WTL Tasks NCC on Use of Excess Spectrum for Rural Coverage

8 February 2019


World Telecom Labs (WTL), a global telecommunication equipment vendor has urged the Nigerian Communications Commission (NCC) to enforce the use of excess spectrum by telecom networks in rural areas to increase connectivity.

WTL urged the NCC to incentivise operators to use their unused spectrum for new shared networks in rural Nigeria where there is little or no coverage at the moment.

These networks would be built by a neutral service provider and used by existing operators.

With more than 12 years’ experience working with operators of all sizes across Nigeria, World Telecom Labs has helped to build Nigeria’s telecoms infrastructure.

However, it said it was disappointed to read the GSMA estimates of mobile penetration in Nigeria of 49 per cent rising to 55 per cent by 2025, whilst only four per cent have 4G mobile broadband growing to 17 per cent by 2025.

According to the GSMA, the total amount of spectrum assigned to mobile in Nigeria is 470MHz, far in excess of the sub Saharan Africa (SSA) average of 268 MHz.

“Some inefficiencies may exist in the utilisation of spectrum, as around a quarter of the spectrum assigned to mobile is being used by a few service providers that jointly account for less than two per cent of the mobile market,” said GSMA.

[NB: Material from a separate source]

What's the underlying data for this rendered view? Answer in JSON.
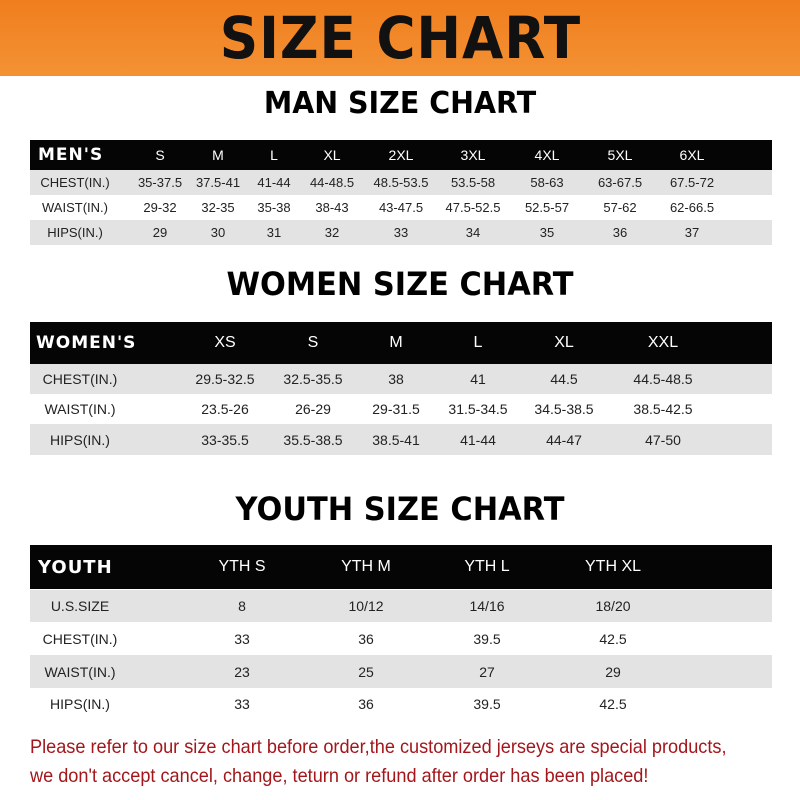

Leigh Smith, managing director of WTL, said, “Plenty of spectrum has been allocated but unfortunately a lot of it is being wasted because it is lying fallow in the hands of small and inactive license holders. I would encourage the NCC to adopt a “use it or lose it” approach. Our vision enables neutral third party networks to be deployed where mobile network operators (MNOs) refuse to go, this would increase the overall footprint.”

WTL said allocating the Universal Service Provision Fund (USPF) money to the capital expenditure (CAPEX) cost of such networks would reduce the risk. National roaming and infrastructure sharing would enable people to use the network of other service providers in Nigeria where their own service provider does not have a network or has limited network coverage.

In effect, operators share their infrastructure thus eliminating the need to lay duplicate infrastructures in areas where this is not commercially feasible. WTL said it was already working with wholesale operators in five countries in Africa to build rural networks and, with infrastructure sharing being widely considered across the continent.

The company firmly believes that the removal of the Capex cost of building a rural network would encourage previously reluctant operators to start offering services in these areas. It also believes that infrastructure sharing would be of great benefit to Nigerians with increased coverage, improved service levels and competition driving down costs.